CSV Parser

When you configure a stage to read delimited data, you can choose the CSV parser to use. You can use one of the following parsers to read delimited data:

Apache Commons

The Apache Commons parser can process a range of delimited format types.

When the Apache Commons parser encounters certain errors, it skips the line and continues processing the remainder of the file, message, or object. Though it can be slower than the Univocity parser, the Apache Commons parser is the more robust parser to use.

When you use the Apache Commons parser, you specify the delimiter format type and related properties. You also specify the maximum record length to process. When a record exceeds the maximum record length defined for the stage, the stage processes the file, object, or message based on the stage configuration.

The Apache Commons parser can process the following delimited format types:

Default CSV - File that includes comma-separated values. Ignores empty lines in the file.
RFC4180 CSV - Comma-separated file that strictly follows RFC4180 guidelines.
MS Excel CSV - Microsoft Excel comma-separated file.
MySQL CSV - MySQL comma-separated file.
Tab-Separated Values - File that includes tab-separated values.
PostgreSQL CSV - PostgreSQL comma-separated file.
PostgreSQL Text - PostgreSQL text file.
Custom - File that uses user-defined delimiter, escape, and quote characters.
Multi Character Delimited - File that uses multiple user-defined characters to delimit fields and lines, and single user-defined escape and quote characters.

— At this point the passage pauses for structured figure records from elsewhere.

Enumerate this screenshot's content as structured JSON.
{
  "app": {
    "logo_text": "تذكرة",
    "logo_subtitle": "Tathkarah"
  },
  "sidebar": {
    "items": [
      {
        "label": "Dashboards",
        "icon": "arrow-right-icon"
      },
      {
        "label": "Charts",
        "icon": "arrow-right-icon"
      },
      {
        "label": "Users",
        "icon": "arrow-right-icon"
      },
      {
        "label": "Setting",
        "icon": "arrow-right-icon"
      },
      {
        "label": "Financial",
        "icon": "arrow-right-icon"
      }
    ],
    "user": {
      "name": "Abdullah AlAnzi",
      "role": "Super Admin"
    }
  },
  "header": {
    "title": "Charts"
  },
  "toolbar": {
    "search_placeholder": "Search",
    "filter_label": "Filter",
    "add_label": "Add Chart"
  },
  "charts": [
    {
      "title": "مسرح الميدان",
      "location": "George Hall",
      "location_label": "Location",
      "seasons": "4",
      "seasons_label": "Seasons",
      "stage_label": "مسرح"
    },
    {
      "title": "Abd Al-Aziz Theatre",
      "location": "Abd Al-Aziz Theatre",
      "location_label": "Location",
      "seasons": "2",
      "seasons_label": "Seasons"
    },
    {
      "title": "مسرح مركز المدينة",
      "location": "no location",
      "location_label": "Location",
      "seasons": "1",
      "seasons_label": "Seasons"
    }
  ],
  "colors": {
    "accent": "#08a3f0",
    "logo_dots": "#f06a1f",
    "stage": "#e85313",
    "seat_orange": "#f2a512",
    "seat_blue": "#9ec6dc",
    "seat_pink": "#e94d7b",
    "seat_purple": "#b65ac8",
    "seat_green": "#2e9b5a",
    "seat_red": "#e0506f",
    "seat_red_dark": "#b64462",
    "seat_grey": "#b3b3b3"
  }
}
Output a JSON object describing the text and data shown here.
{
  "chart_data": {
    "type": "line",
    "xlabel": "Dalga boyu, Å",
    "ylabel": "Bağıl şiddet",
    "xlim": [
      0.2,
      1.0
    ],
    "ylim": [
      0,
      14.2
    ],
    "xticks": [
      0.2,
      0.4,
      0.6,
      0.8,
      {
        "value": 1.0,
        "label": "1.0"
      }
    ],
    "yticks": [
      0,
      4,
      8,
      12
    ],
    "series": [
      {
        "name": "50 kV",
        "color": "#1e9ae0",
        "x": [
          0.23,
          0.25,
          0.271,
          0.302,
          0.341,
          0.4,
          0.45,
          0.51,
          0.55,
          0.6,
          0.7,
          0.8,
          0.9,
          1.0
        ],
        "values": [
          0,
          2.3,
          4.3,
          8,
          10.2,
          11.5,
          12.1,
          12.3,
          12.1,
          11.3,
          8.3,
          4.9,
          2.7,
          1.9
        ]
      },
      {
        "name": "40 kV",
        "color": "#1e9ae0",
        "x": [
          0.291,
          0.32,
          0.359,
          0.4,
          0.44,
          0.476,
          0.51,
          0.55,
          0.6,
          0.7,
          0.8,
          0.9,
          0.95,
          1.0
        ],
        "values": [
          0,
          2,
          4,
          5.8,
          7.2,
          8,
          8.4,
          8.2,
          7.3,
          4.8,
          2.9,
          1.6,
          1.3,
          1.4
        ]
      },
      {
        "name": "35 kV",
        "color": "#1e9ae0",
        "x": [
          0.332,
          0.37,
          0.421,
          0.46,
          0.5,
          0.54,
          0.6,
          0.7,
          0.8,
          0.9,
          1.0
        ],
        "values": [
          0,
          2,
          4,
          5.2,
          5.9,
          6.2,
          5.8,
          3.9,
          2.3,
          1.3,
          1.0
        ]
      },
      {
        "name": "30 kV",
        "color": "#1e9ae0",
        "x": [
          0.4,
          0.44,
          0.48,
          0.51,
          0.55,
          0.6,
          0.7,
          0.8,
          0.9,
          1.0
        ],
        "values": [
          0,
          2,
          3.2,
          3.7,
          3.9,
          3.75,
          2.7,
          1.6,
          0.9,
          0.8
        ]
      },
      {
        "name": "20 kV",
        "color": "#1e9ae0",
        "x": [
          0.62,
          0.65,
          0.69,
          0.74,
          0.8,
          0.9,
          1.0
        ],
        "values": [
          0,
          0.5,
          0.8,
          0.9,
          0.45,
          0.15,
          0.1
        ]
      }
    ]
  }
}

Apache Commons is the default CSV parser.

Univocity

The Univocity CSV parser can provide better performance than the Apache Commons parser, especially when processing wide files such as those including over 200 columns.

When you use the Univocity parser, you specify the field separator, escape character, quote character, and line character to use. You define the maximum number of columns and maximum number of characters for each column to process. You can also configure the stage to skip empty lines and to allow comments.

When the pipeline begins, the Univocity parser is allocated the amount of memory required to process the configured maximum number of characters for the maximum number of columns.

When a record exceeds either maximum, the parser skips processing the remainder of the file, object, or message, and proceeds to the next file. The stage processes the problematic file, object, or message based on the stage configuration.